Just about the time I began my work on minimalizing my life, I met my future husband. I sorted and donated books; photographed artwork then burned it; packed the most basic and essential clothing I needed for my move– He bought a 3000 square foot home.
If you let it be an issue, marrying a non-Minimalist is akin to marrying someone of the opposite political party- it will stain every conversation, make you question your partners morals, and worse, make you second guess your decision to be in the relationship.
Because I love and therefore respect this man, I have made the conscious decision not to let his differing attitude on material possessions corrupt my otherwise idealized image of him.
I try to understand where he is coming from when we have different points of view on keeping an item that may be past it’s usefulness.
I broke the tip off of an old kitchen knife the other day. We easily own 15 various kitchen knives, not including the steak knife collection. As I went to discard the broken one, (after properly thanking it for service, Kon-Marie style)- my husband cradled it, thoroughly inspecting it, and said “Oh, this is still good, we can use it for cutting up the dog’s food”.

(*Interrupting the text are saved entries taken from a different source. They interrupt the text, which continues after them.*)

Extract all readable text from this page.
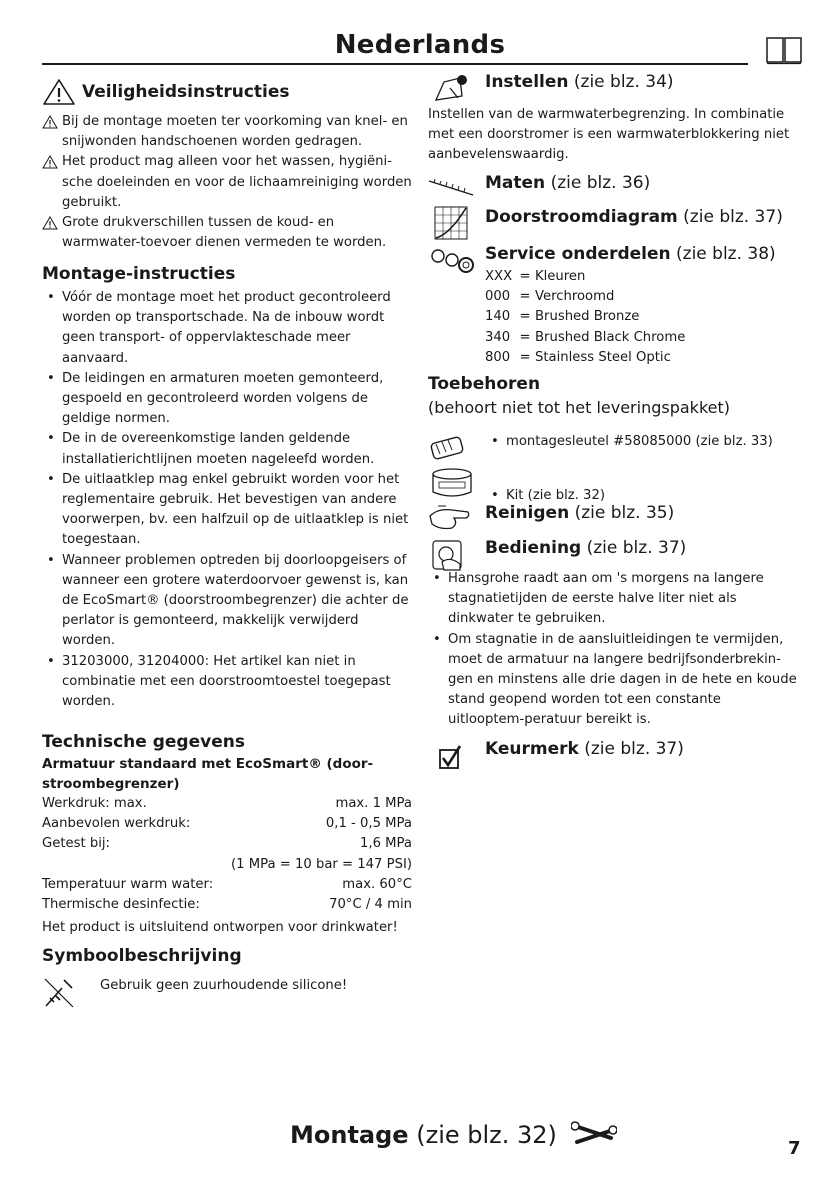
Nederlands
Veiligheidsinstructies
Bij de montage moeten ter voorkoming van knel- en snijwonden handschoenen worden gedragen.
Het product mag alleen voor het wassen, hygiëni-sche doeleinden en voor de lichaamreiniging worden gebruikt.
Grote drukverschillen tussen de koud- en warmwater-toevoer dienen vermeden te worden.
Montage-instructies
• Vóór de montage moet het product gecontroleerd worden op transportschade. Na de inbouw wordt geen transport- of oppervlakteschade meer aanvaard.
• De leidingen en armaturen moeten gemonteerd, gespoeld en gecontroleerd worden volgens de geldige normen.
• De in de overeenkomstige landen geldende installatierichtlijnen moeten nageleefd worden.
• De uitlaatklep mag enkel gebruikt worden voor het reglementaire gebruik. Het bevestigen van andere voorwerpen, bv. een halfzuil op de uitlaatklep is niet toegestaan.
• Wanneer problemen optreden bij doorloopgeisers of wanneer een grotere waterdoorvoer gewenst is, kan de EcoSmart® (doorstroombegrenzer) die achter de perlator is gemonteerd, makkelijk verwijderd worden.
• 31203000, 31204000: Het artikel kan niet in combinatie met een doorstroomtoestel toegepast worden.
Technische gegevens
Armatuur standaard met EcoSmart® (door-stroombegrenzer)
Werkdruk: max.	max. 1 MPa
Aanbevolen werkdruk:	0,1 - 0,5 MPa
Getest bij:	1,6 MPa
(1 MPa = 10 bar = 147 PSI)
Temperatuur warm water:	max. 60°C
Thermische desinfectie:	70°C / 4 min
Het product is uitsluitend ontworpen voor drinkwater!
Symboolbeschrijving
Gebruik geen zuurhoudende silicone!
Instellen (zie blz. 34)
Instellen van de warmwaterbegrenzing. In combinatie met een doorstromer is een warmwaterblokkering niet aanbevelenswaardig.
Maten (zie blz. 36)
Doorstroomdiagram (zie blz. 37)
Service onderdelen (zie blz. 38)
XXX = Kleuren
000 = Verchroomd
140 = Brushed Bronze
340 = Brushed Black Chrome
800 = Stainless Steel Optic
Toebehoren
(behoort niet tot het leveringspakket)
• montagesleutel #58085000 (zie blz. 33)
• Kit (zie blz. 32)
Reinigen (zie blz. 35)
Bediening (zie blz. 37)
• Hansgrohe raadt aan om 's morgens na langere stagnatietijden de eerste halve liter niet als dinkwater te gebruiken.
• Om stagnatie in de aansluitleidingen te vermijden, moet de armatuur na langere bedrijfsonderbrekin-gen en minstens alle drie dagen in de hete en koude stand geopend worden tot een constante uitlooptem-peratuur bereikt is.
Keurmerk (zie blz. 37)
Montage (zie blz. 32)	7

I stood dumbfounded. Instead of trying to convince him, or plead my case, I silently watched him put the knife back in it’s drawer.

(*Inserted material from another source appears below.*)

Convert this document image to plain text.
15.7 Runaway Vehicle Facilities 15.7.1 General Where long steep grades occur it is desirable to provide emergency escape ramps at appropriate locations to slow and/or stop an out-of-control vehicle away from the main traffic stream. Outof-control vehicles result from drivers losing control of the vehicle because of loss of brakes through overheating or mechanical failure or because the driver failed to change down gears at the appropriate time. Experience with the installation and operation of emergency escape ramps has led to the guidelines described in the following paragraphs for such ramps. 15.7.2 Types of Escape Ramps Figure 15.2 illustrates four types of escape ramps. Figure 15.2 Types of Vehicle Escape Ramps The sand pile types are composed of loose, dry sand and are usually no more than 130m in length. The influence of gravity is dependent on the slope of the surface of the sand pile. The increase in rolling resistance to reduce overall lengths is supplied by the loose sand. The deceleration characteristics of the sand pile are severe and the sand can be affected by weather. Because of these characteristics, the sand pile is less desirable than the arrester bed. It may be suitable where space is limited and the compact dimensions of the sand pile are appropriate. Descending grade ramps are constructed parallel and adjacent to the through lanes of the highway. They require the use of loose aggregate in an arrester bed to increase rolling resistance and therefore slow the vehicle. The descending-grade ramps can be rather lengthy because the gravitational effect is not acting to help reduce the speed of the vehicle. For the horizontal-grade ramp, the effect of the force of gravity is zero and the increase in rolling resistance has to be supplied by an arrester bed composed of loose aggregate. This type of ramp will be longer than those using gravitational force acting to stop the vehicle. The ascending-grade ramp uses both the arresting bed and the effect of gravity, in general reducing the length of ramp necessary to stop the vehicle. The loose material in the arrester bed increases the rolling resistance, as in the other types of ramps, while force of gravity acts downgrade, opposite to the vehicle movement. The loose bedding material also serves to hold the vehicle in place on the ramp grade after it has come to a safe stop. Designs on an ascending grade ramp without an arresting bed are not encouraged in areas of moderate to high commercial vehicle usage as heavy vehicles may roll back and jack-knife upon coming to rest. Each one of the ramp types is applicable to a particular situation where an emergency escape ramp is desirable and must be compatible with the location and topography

I am fascinated by his reasoning for keeping items “just in case”. Give him an object, and in minutes he can discover a potential situation years in the future that we may need that object, and then safely tuck it back in it’s home. My husband is the most logical and sensible person I have ever met. He is also frugal, but not to the point of cheapness.
We have two couches that are in great shape but 1) Don’t match our décor 2) are Cream White so the dogs and child would destroy and 3) are in the way of me and setting up my art studio. My husband’s thought on keeping them? “I hate to throw out a perfectly good couch” To his point, they are good– but they are not for us. They have other homes, somewhere out there in the world. On this point, I am trying to convince him to at least donate them to charity.
A few years ago, I was in the same mind-frame as he is now. I kept items for sentimental value, to remember memories, and again, Just in case I need it. Now, I have found freedom in letting go- I was able to move my son and I with just some basics when I married, and felt only a small amount of anxiety at leaving behind many items from my past.
But as we travel our journey in this life, now together, it really is about picking your battles, and remembering to see things from the other person’s point of view. Is a broken knife a good reason to pick a fight to break the marital peace and bliss of a home? If I had, the argument would not have been about the knife; it would have been about me trying to assert my control over his own- then becoming a power struggle totally unrelated and very much unnecessary in our otherwise loving relationship. I try to keep that in mind any time I feel upset about decisions- is it really the decision that angers me, or the thought I didn’t get my own way?